A zancadas en un campo de abrojos: Schnabel al encuentro de la pintura de Van Gogh
Para bucear en la mirada de Van Gogh, a Schnabel no le ha quedado otro remedio que mostrarnos la única visión que conoce bien: la suya propia. La cosa no es tan grave ya que al ser los dos pintores, no deben ser muy distintas.
Hay que ser muy valiente, o tener muy poco sentido común, para hacer una película sobre Van Gogh, un pintor del que se han hecho ya tantas y algunas, como la de Pialat, tan buenas. La idea de meterse a zancadas en este campo de abrojos es de Julian Schnabel, un cineasta que también pinta y que ya se había atrevido con otros artistas como el poeta cubano Reinaldo Arenas y el grafitero neoyorkino Jean-Michel Basquiat.

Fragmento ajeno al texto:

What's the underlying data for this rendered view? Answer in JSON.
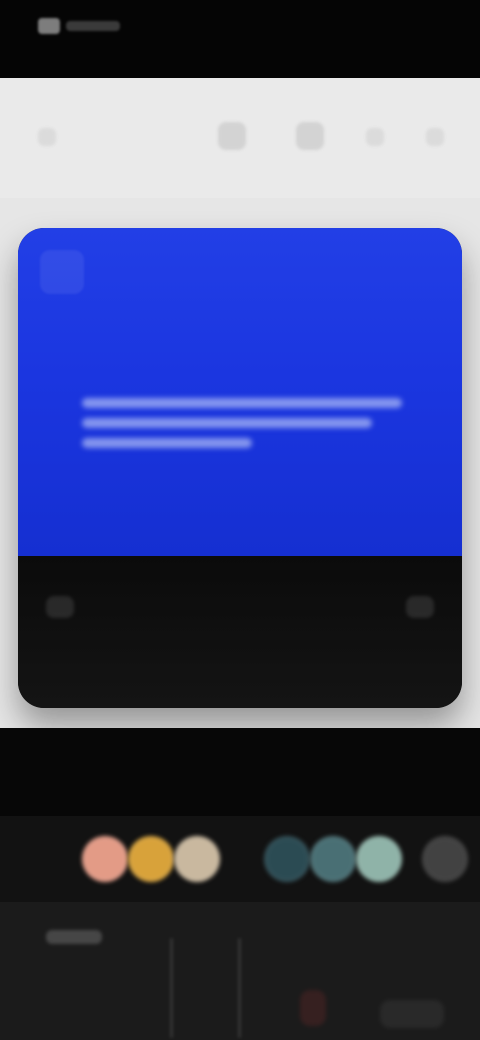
{
  "colors": {
    "topbar_bg": "#050505",
    "preview_bg": "#e6e6e6",
    "device_screen_blue": "#1b36e0",
    "device_bottom": "#0f0f0f",
    "bottom_panel_bg": "#1b1b1b"
  },
  "preview": {
    "headline": "",
    "subtext_lines": [
      "",
      "",
      ""
    ]
  },
  "swatches": [
    {
      "name": "skin-peach",
      "color": "#e39b86"
    },
    {
      "name": "gold",
      "color": "#d8a23a"
    },
    {
      "name": "beige",
      "color": "#c9b89f"
    },
    {
      "name": "teal-dark",
      "color": "#2b4b53"
    },
    {
      "name": "teal",
      "color": "#496f74"
    },
    {
      "name": "mint",
      "color": "#8fb3a8"
    },
    {
      "name": "gray",
      "color": "#6a6a6a"
    }
  ]
}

Y como no hay dos sin tres, aborda ahora Schnabel los últimos años de Van Gogh, quien como un girasol «con mil veranos» -en palabras de Artaud- es todavía en los museos contemporáneos, habitados por los hielos perpetuos del arte conceptual, zarza en llamas en la que poder calentarse.
La crítica no ha sido ni unánime, ni benévola esta vez con Schnabel. Han desaparecido los elogios que se entonaron a coro ante esa historia sobrehumana que filmó en La escafandra y la mariposa (2007). Se le reprocha ahora haber hecho una película larga, sembrada de trucos visuales y, para colmo de males, hagiográfica. Dicen que se ha hundido en el fango de su propia confusión, y que solo el actor Willem Dafoe ha sobrevivido, dando vida -con una verdad que asusta- a un pintor con la inocencia del que no vive para sí, pero totalmente desbarajustado en cuerpo y alma.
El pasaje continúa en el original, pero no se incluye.